Before the dry-impalement experiments, a trap was cut in half and the half that was still connected to the plant was fixed in a Petri dish on a chlorinated silver wire as a reference electrode with double-sided adhesive tape. After a 30-min recovery, the trap was inserted with a sharp impalement electrode. For impalements, microelectrodes from borosilicate glass capillaries with filament (Hilgenberg) were pulled on a horizontal laser puller (P2000, Sutter Instruments) and filled with 300 mM KCl and connected via an Ag/AgCl half-cell to a headstage (1 GΩ, HS-2A, Axon Instruments). An IPA-2 amplifier (Applicable Electronics) was used, and the cells were impaled by an electronic micromanipulator (NC-30, Kleindiek Nanotechnik).

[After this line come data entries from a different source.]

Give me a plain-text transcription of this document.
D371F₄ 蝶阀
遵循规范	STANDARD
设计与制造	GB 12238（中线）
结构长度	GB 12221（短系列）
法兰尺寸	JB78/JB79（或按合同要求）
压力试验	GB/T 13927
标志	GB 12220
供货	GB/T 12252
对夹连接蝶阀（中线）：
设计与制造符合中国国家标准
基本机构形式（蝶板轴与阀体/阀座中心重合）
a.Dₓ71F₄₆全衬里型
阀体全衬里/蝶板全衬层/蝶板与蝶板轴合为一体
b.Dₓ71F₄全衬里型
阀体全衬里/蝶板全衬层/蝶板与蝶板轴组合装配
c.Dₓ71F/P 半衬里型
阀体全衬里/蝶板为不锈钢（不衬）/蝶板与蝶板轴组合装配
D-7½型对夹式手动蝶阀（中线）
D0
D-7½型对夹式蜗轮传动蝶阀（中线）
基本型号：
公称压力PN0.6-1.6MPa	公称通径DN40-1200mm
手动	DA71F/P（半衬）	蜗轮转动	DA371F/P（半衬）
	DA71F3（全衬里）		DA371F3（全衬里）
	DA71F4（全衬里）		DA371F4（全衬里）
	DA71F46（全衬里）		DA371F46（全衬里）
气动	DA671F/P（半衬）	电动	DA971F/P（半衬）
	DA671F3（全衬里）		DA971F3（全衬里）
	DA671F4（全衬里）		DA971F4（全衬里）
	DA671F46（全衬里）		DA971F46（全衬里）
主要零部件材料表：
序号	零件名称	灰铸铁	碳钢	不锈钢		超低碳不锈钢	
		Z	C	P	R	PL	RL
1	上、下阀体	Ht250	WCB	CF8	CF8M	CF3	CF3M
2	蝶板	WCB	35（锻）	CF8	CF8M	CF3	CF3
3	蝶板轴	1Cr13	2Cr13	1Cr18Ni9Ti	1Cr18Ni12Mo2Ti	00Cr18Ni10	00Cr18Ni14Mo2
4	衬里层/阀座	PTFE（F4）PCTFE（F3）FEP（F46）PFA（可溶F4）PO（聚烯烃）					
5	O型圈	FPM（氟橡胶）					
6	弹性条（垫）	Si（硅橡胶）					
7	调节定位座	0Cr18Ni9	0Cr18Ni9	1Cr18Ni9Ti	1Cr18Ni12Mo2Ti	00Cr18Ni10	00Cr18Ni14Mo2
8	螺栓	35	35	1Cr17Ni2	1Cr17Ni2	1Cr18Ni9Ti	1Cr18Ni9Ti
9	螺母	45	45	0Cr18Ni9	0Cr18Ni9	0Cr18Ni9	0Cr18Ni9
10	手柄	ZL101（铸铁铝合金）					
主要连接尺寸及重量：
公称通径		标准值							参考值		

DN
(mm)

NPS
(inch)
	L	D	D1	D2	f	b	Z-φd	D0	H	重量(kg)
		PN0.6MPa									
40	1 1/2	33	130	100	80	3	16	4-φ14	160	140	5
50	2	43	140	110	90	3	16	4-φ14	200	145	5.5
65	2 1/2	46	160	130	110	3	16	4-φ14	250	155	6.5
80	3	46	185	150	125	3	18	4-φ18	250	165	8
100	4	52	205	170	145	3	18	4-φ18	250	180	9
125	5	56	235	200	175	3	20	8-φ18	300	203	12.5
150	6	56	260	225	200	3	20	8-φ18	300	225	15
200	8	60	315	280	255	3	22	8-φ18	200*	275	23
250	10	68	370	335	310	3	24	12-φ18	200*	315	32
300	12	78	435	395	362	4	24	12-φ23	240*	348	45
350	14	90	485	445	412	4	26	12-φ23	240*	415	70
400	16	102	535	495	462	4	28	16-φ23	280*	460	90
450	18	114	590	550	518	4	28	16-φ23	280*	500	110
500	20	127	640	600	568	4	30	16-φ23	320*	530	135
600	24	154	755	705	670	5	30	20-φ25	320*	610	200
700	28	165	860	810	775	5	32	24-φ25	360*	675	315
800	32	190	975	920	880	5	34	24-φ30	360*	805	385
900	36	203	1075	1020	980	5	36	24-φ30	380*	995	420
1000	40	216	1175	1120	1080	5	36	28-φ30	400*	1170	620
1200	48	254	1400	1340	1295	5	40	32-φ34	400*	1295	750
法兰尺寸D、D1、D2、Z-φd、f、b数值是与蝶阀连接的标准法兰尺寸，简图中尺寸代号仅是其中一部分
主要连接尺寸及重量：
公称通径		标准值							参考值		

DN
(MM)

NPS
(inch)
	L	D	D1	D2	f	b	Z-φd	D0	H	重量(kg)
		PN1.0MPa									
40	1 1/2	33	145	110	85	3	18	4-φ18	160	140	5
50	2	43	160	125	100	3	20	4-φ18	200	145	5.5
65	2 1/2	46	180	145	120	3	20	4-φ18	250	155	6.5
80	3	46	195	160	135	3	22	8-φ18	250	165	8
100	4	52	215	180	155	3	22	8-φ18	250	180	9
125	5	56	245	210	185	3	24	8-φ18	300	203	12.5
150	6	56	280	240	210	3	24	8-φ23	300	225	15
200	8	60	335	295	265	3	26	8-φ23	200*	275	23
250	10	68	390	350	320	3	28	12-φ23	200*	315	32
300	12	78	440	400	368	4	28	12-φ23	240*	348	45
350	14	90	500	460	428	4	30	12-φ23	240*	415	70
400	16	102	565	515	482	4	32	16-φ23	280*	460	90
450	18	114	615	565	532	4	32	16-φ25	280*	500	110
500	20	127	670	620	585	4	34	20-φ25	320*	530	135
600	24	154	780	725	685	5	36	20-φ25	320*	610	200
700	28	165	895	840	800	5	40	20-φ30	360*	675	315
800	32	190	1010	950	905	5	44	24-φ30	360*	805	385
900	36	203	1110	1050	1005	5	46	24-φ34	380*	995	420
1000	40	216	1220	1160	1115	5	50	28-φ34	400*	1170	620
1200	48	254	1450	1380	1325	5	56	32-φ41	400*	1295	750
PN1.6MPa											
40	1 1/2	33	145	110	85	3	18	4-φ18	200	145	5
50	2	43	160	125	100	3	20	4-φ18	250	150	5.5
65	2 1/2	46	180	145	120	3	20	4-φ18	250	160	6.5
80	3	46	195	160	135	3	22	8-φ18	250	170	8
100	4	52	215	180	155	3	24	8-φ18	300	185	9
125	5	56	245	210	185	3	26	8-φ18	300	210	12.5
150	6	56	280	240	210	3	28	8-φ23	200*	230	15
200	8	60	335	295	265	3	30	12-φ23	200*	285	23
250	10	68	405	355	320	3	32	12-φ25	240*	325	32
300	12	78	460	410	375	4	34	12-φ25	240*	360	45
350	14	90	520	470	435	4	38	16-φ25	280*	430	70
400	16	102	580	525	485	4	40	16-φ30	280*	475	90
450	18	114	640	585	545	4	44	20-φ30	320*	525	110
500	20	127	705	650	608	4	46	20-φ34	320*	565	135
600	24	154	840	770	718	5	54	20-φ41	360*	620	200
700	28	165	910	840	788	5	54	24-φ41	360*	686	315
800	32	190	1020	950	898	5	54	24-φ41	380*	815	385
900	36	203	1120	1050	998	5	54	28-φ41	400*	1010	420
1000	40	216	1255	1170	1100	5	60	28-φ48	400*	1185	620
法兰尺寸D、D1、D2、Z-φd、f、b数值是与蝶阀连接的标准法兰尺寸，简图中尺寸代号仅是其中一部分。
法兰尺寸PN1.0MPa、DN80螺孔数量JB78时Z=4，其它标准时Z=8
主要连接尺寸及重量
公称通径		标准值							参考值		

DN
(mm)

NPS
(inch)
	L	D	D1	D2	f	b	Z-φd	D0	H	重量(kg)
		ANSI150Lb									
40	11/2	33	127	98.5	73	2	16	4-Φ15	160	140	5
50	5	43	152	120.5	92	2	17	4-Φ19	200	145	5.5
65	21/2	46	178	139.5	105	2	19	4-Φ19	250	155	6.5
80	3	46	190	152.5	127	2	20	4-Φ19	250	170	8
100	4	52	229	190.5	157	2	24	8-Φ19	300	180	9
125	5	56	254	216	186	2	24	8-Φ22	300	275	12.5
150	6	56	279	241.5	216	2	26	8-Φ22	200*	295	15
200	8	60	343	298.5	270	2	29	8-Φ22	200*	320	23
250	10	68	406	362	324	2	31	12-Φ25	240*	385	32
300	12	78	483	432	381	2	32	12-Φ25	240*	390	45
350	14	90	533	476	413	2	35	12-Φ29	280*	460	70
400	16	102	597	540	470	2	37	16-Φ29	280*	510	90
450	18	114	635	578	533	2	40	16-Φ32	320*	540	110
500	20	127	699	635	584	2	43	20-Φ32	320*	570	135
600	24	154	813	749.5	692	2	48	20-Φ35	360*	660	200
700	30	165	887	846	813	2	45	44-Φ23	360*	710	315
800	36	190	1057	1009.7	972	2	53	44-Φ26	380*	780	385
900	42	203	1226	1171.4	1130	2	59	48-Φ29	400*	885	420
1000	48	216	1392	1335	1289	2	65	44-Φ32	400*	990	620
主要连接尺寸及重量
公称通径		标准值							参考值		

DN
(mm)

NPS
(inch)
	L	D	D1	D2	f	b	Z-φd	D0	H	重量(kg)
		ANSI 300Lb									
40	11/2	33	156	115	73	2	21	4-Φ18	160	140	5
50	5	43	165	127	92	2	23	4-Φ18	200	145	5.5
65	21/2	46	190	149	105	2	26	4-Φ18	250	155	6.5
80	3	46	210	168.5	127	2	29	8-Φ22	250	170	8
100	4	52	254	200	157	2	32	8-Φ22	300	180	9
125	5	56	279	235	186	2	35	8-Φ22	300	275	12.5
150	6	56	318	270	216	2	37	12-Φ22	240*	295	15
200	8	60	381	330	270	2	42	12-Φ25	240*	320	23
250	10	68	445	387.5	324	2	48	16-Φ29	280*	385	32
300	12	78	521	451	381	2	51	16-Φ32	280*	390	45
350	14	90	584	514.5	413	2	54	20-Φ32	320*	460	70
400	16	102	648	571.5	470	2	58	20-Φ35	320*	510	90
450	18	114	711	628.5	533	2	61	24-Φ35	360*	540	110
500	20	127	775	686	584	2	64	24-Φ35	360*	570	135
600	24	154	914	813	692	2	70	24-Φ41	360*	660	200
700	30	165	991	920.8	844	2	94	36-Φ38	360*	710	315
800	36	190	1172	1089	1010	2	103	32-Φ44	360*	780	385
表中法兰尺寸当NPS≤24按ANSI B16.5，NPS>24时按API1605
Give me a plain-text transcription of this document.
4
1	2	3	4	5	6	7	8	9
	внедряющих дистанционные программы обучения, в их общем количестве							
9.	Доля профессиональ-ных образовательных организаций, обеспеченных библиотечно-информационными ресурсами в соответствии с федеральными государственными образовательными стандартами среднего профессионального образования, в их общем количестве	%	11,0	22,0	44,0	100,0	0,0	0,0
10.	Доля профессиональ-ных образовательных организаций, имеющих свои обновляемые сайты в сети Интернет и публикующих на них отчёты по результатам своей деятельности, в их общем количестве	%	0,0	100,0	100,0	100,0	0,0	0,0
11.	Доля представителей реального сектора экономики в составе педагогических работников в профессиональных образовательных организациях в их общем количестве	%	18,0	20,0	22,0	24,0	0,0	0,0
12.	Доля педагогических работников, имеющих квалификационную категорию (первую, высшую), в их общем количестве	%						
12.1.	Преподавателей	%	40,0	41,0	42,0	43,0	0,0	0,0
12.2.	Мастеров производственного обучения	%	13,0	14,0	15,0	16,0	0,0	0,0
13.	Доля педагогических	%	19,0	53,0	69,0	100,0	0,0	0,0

To anaesthetise the traps, 1 ml of ether was completely evaporated inside a closed container reaching a concentration of ~ 15%. The approximate volume of diethyl ether was calculated using ideal gas constant (standard state of gas as 22.4 l–1 mol). The ether was placed in a glass vial next to the trap. The trap in Fig. 1B was continuously stimulated at the trigger hair at 2-min intervals until no more AP could be recorded. Opening the container released the ether atmosphere and allowed the traps to recover.

To test the glutamate effect on the trap, 20 µl of 5 mM sodium l-glutamate was pipetted either onto the trap surface or onto the cut edge.

For surface potential measurements in Fig. S2 and Supplementary Movie S4, we measured the extracellular potential of the trap tissue. One silver electrode was impaled into the trap. The reference electrode was put into the wet soil or the petiole. Electrical signals were amplified 100× and recorded with PatchMaster software (HEKA). Trigger hair stimulation or wounding to the trap tissue was applied at the given timepoints by a motorized arm.